The introduction of Economic Substance Acts was another decisive turning point. Starting in 2019, many jurisdictions were compelled to adopt legislation requiring companies to demonstrate genuine local presence. Substance rules vary but share common features: a company engaged in relevant activities must have local directors or decision-makers, a physical office or facilities in the jurisdiction, documented operating expenditures, and in some cases local staff or service providers. These requirements are not symbolic—they are tested through mandatory reporting to regulatory authorities. Failure to meet substance obligations can lead to fines, loss of tax benefits, or even removal from the corporate register.
Equally important is the obligation to maintain proper financial records. Offshore entities are now expected to keep accurate books of account and file annual financial statements. In some jurisdictions this may take the form of a simplified summary, but where turnover or activity levels are higher, audited financials are required. Non-compliance exposes companies to penalties, reputational risk, and in serious cases, forced dissolution.
Banking has also become more challenging. Many traditional financial institutions, particularly in Europe and Asia, have reduced their exposure to offshore structures. Yet the market has adapted: fintech platforms and neobanks offer international services to small and medium-sized enterprises, while certain banks in other regions continue to accept offshore clients if their structures are transparent and fully documented. Opening an account is still possible, but it requires thoughtful selection of jurisdiction and banking partner, as well as impeccable compliance preparation.

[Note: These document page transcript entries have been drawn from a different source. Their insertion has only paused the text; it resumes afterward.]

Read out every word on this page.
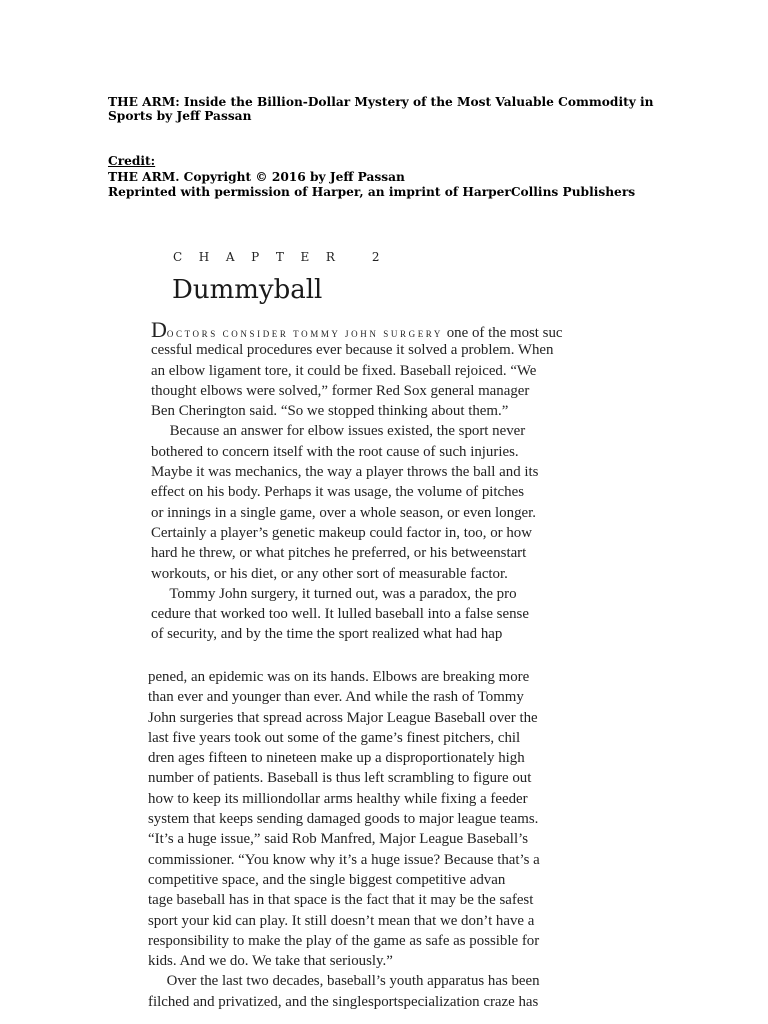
THE ARM: Inside the Billion-Dollar Mystery of the Most Valuable Commodity in
Sports by Jeff Passan
Credit:
THE ARM. Copyright © 2016 by Jeff Passan
Reprinted with permission of Harper, an imprint of HarperCollins Publishers
C H A P T E R   2
Dummyball
DOCTORS CONSIDER TOMMY JOHN SURGERY one of the most suc
cessful medical procedures ever because it solved a problem. When
an elbow ligament tore, it could be fixed. Baseball rejoiced. “We
thought elbows were solved,” former Red Sox general manager
Ben Cherington said. “So we stopped thinking about them.”
Because an answer for elbow issues existed, the sport never
bothered to concern itself with the root cause of such injuries.
Maybe it was mechanics, the way a player throws the ball and its
effect on his body. Perhaps it was usage, the volume of pitches
or innings in a single game, over a whole season, or even longer.
Certainly a player’s genetic makeup could factor in, too, or how
hard he threw, or what pitches he preferred, or his betweenstart
workouts, or his diet, or any other sort of measurable factor.
Tommy John surgery, it turned out, was a paradox, the pro
cedure that worked too well. It lulled baseball into a false sense
of security, and by the time the sport realized what had hap
pened, an epidemic was on its hands. Elbows are breaking more
than ever and younger than ever. And while the rash of Tommy
John surgeries that spread across Major League Baseball over the
last five years took out some of the game’s finest pitchers, chil
dren ages fifteen to nineteen make up a disproportionately high
number of patients. Baseball is thus left scrambling to figure out
how to keep its milliondollar arms healthy while fixing a feeder
system that keeps sending damaged goods to major league teams.
“It’s a huge issue,” said Rob Manfred, Major League Baseball’s
commissioner. “You know why it’s a huge issue? Because that’s a
competitive space, and the single biggest competitive advan
tage baseball has in that space is the fact that it may be the safest
sport your kid can play. It still doesn’t mean that we don’t have a
responsibility to make the play of the game as safe as possible for
kids. And we do. We take that seriously.”
Over the last two decades, baseball’s youth apparatus has been
filched and privatized, and the singlesportspecialization craze has
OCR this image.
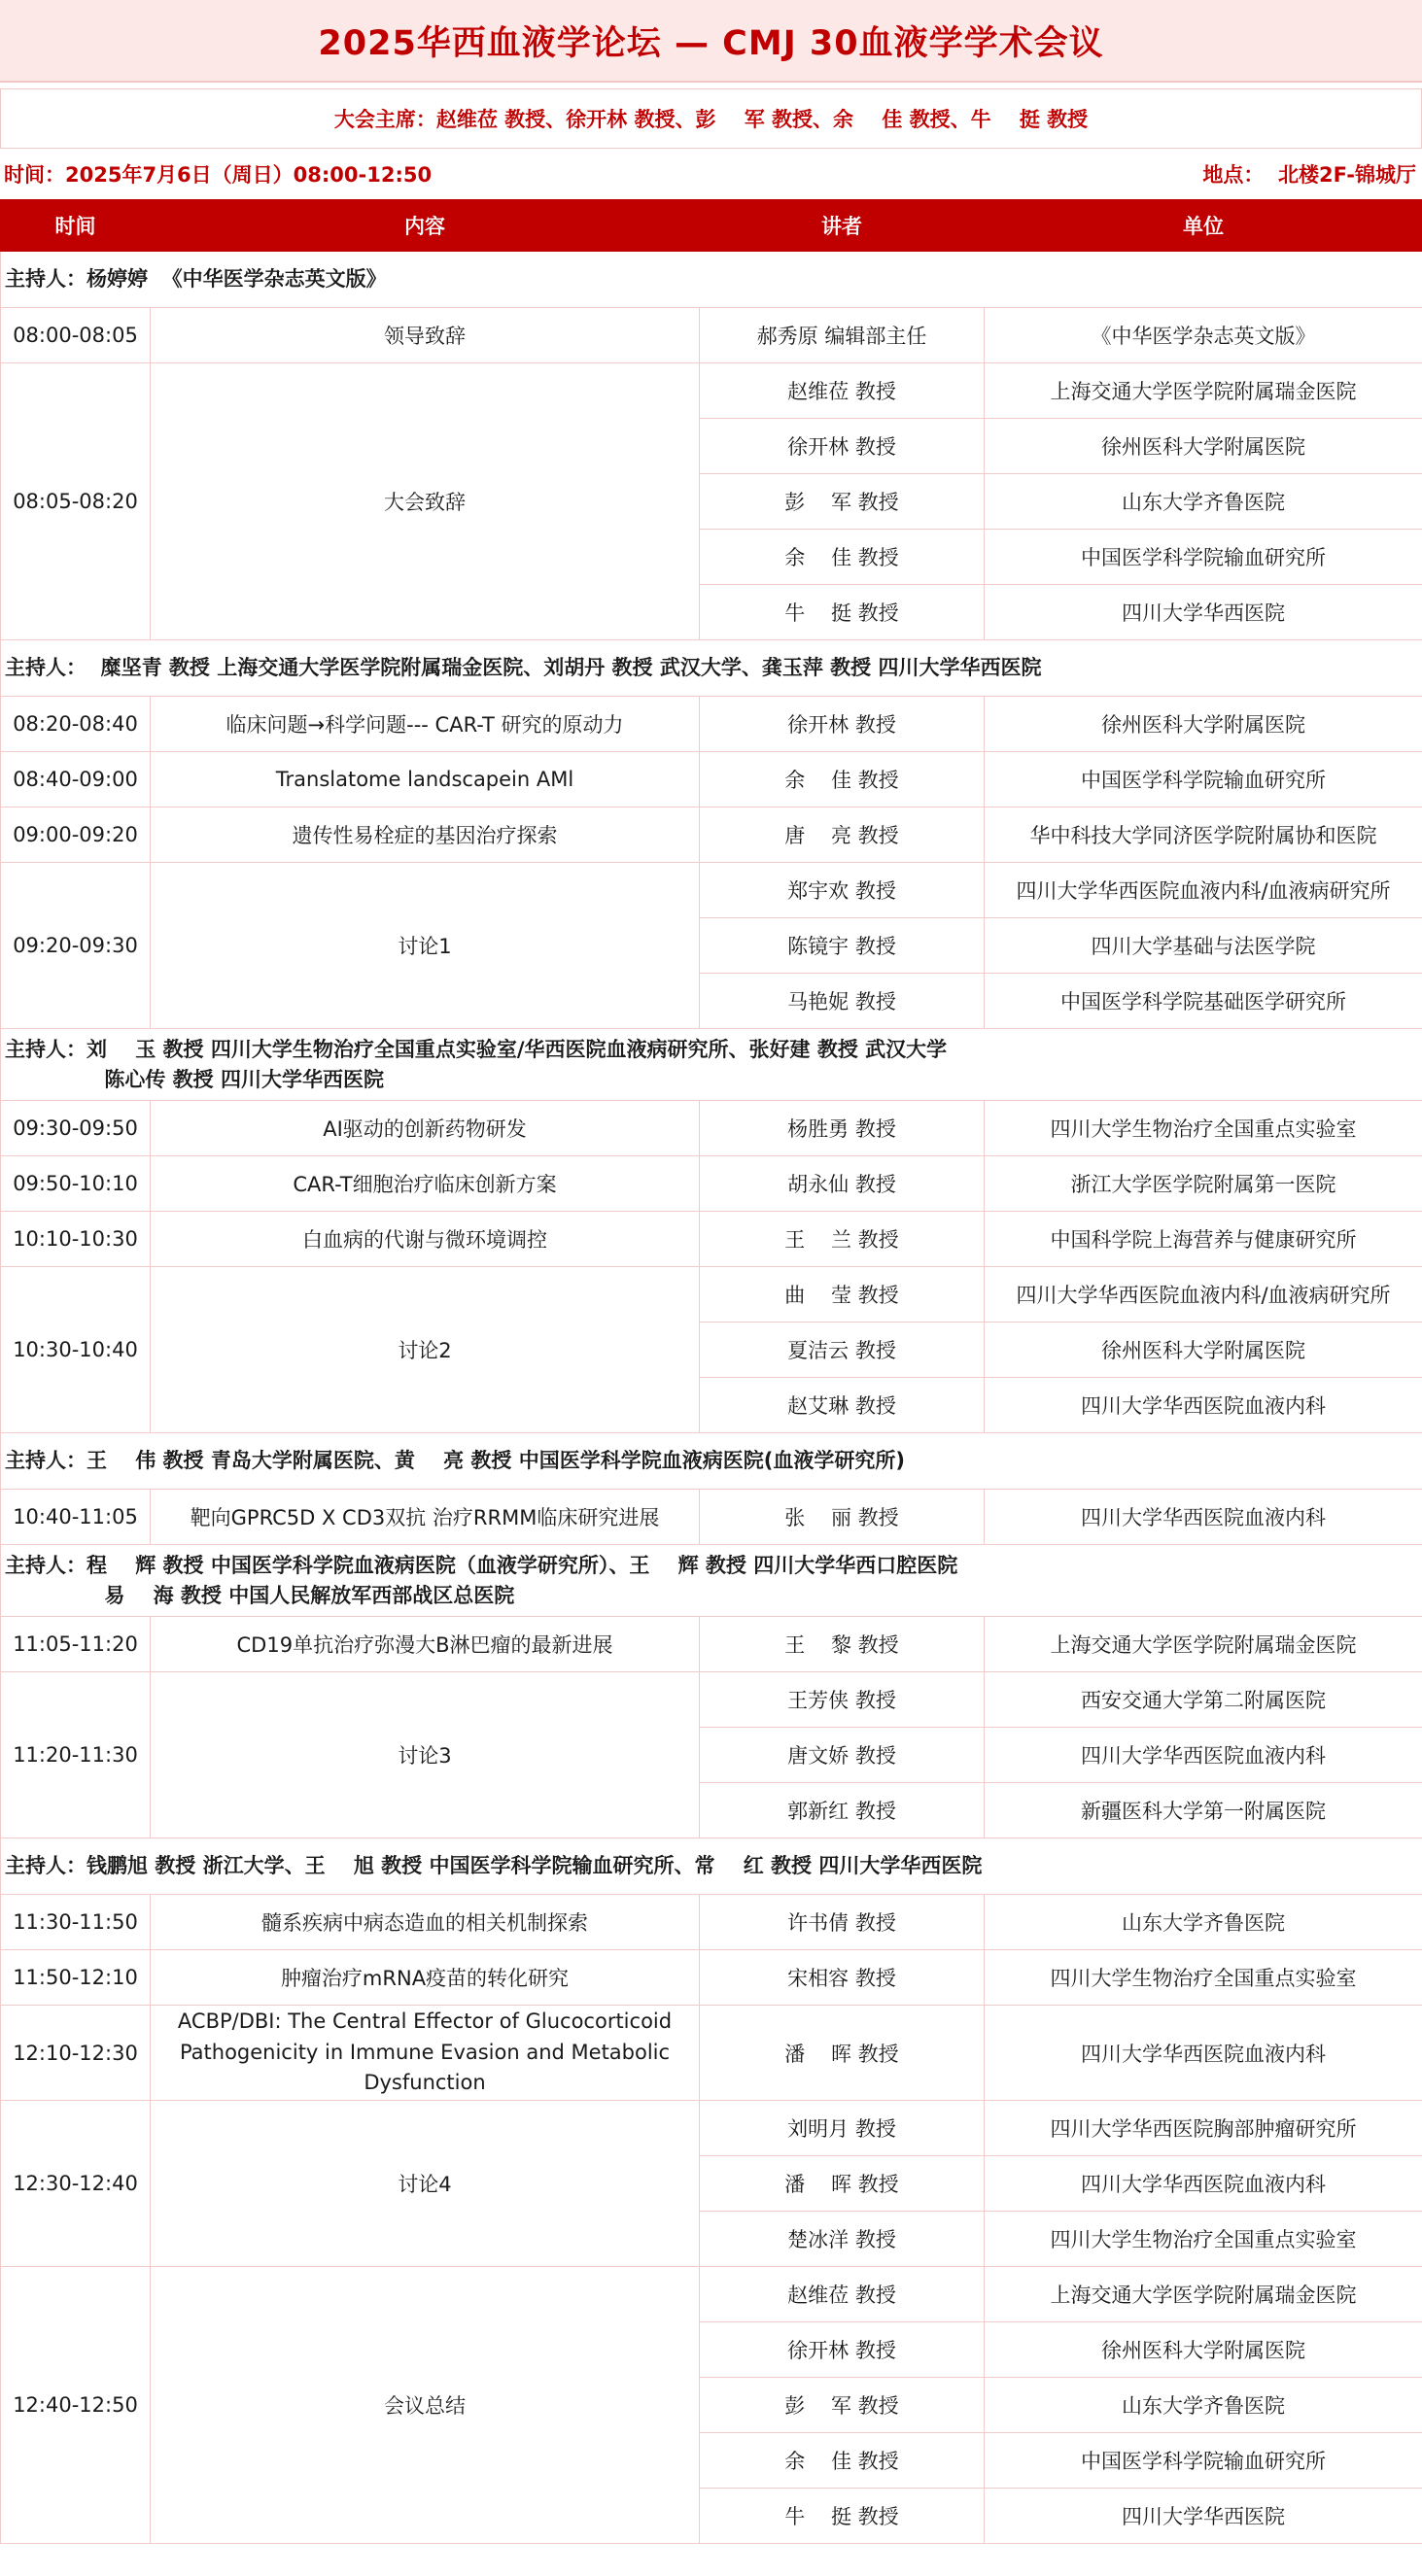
2025华西血液学论坛 — CMJ 30血液学学术会议
大会主席：赵维莅 教授、徐开林 教授、彭    军 教授、余    佳 教授、牛    挺 教授
时间：2025年7月6日（周日）08:00-12:50	地点：  北楼2F-锦城厅
时间	内容	讲者	单位

主持人：杨婷婷  《中华医学杂志英文版》			

08:00-08:05	领导致辞	郝秀原 编辑部主任	《中华医学杂志英文版》
08:05-08:20	大会致辞	赵维莅 教授	上海交通大学医学院附属瑞金医院
		徐开林 教授	徐州医科大学附属医院
		彭    军 教授	山东大学齐鲁医院
		余    佳 教授	中国医学科学院输血研究所
		牛    挺 教授	四川大学华西医院

主持人：  糜坚青 教授 上海交通大学医学院附属瑞金医院、刘胡丹 教授 武汉大学、龚玉萍 教授 四川大学华西医院			

08:20-08:40	临床问题→科学问题--- CAR-T 研究的原动力	徐开林 教授	徐州医科大学附属医院
08:40-09:00	Translatome landscapein AMl	余    佳 教授	中国医学科学院输血研究所
09:00-09:20	遗传性易栓症的基因治疗探索	唐    亮 教授	华中科技大学同济医学院附属协和医院
09:20-09:30	讨论1	郑宇欢 教授	四川大学华西医院血液内科/血液病研究所
		陈镜宇 教授	四川大学基础与法医学院
		马艳妮 教授	中国医学科学院基础医学研究所

主持人：刘    玉 教授 四川大学生物治疗全国重点实验室/华西医院血液病研究所、张好建 教授 武汉大学
陈心传 教授 四川大学华西医院			

09:30-09:50	AI驱动的创新药物研发	杨胜勇 教授	四川大学生物治疗全国重点实验室
09:50-10:10	CAR-T细胞治疗临床创新方案	胡永仙 教授	浙江大学医学院附属第一医院
10:10-10:30	白血病的代谢与微环境调控	王    兰 教授	中国科学院上海营养与健康研究所
10:30-10:40	讨论2	曲    莹 教授	四川大学华西医院血液内科/血液病研究所
		夏洁云 教授	徐州医科大学附属医院
		赵艾琳 教授	四川大学华西医院血液内科

主持人：王    伟 教授 青岛大学附属医院、黄    亮 教授 中国医学科学院血液病医院(血液学研究所)			

10:40-11:05	靶向GPRC5D X CD3双抗 治疗RRMM临床研究进展	张    丽 教授	四川大学华西医院血液内科

主持人：程    辉 教授 中国医学科学院血液病医院（血液学研究所）、王    辉 教授 四川大学华西口腔医院
易    海 教授 中国人民解放军西部战区总医院			

11:05-11:20	CD19单抗治疗弥漫大B淋巴瘤的最新进展	王    黎 教授	上海交通大学医学院附属瑞金医院
11:20-11:30	讨论3	王芳侠 教授	西安交通大学第二附属医院
		唐文娇 教授	四川大学华西医院血液内科
		郭新红 教授	新疆医科大学第一附属医院

主持人：钱鹏旭 教授 浙江大学、王    旭 教授 中国医学科学院输血研究所、常    红 教授 四川大学华西医院			

11:30-11:50	髓系疾病中病态造血的相关机制探索	许书倩 教授	山东大学齐鲁医院
11:50-12:10	肿瘤治疗mRNA疫苗的转化研究	宋相容 教授	四川大学生物治疗全国重点实验室
12:10-12:30	ACBP/DBI: The Central Effector of Glucocorticoid Pathogenicity in Immune Evasion and Metabolic Dysfunction	潘    晖 教授	四川大学华西医院血液内科
12:30-12:40	讨论4	刘明月 教授	四川大学华西医院胸部肿瘤研究所
		潘    晖 教授	四川大学华西医院血液内科
		楚冰洋 教授	四川大学生物治疗全国重点实验室
12:40-12:50	会议总结	赵维莅 教授	上海交通大学医学院附属瑞金医院
		徐开林 教授	徐州医科大学附属医院
		彭    军 教授	山东大学齐鲁医院
		余    佳 教授	中国医学科学院输血研究所
		牛    挺 教授	四川大学华西医院
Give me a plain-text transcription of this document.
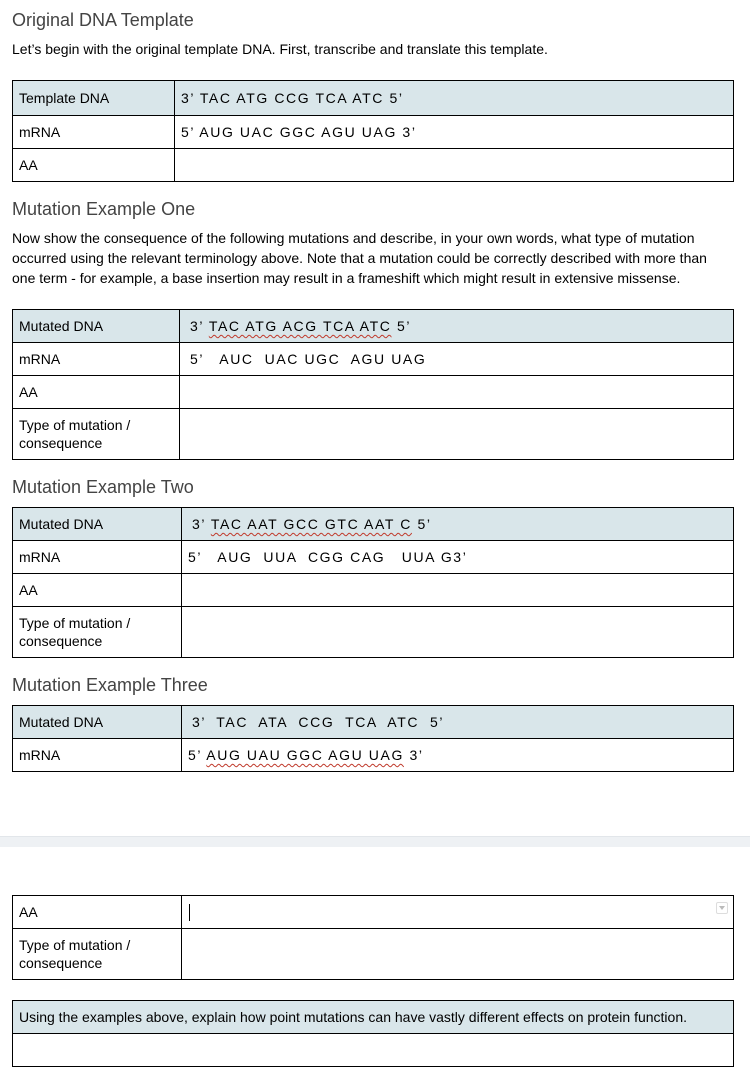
Original DNA Template

Let’s begin with the original template DNA. First, transcribe and translate this template.

Template DNA	3’ TAC ATG CCG TCA ATC 5’
mRNA	5’ AUG UAC GGC AGU UAG 3’
AA	
Mutation Example One

Now show the consequence of the following mutations and describe, in your own words, what type of mutation occurred using the relevant terminology above. Note that a mutation could be correctly described with more than one term - for example, a base insertion may result in a frameshift which might result in extensive missense.

Mutated DNA	3’ TAC ATG ACG TCA ATC 5’
mRNA	5’   AUC  UAC UGC  AGU UAG
AA	
Type of mutation / consequence	
Mutation Example Two
Mutated DNA	3’ TAC AAT GCC GTC AAT C 5’
mRNA	5’   AUG  UUA  CGG CAG   UUA G3’
AA	
Type of mutation / consequence	
Mutation Example Three
Mutated DNA	3’  TAC  ATA  CCG  TCA  ATC  5’
mRNA	5’ AUG UAU GGC AGU UAG 3’
AA	

Type of mutation / consequence	
Using the examples above, explain how point mutations can have vastly different effects on protein function.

Finally, the global spread of Controlled Foreign Company (CFC) rules has further reduced the appeal of using offshore structures for tax avoidance. Profits earned by an offshore company may still be subject to taxation in the shareholder’s home country, regardless of whether the offshore jurisdiction itself imposes no corporate tax. The result is clear: offshore planning must be integrated with broader international tax strategy, rather than treated as a stand-alone shortcut.
Despite the stricter framework, offshore companies remain relevant and in demand. They continue to be used for holding structures, intellectual property management, asset protection, and cross-border trade. The difference lies in how they must now be organized—based on transparency, substance, and compliance rather than secrecy. In this way, offshore entities retain their role in international business, but only when approached with a clear focus on long-term legal sustainability.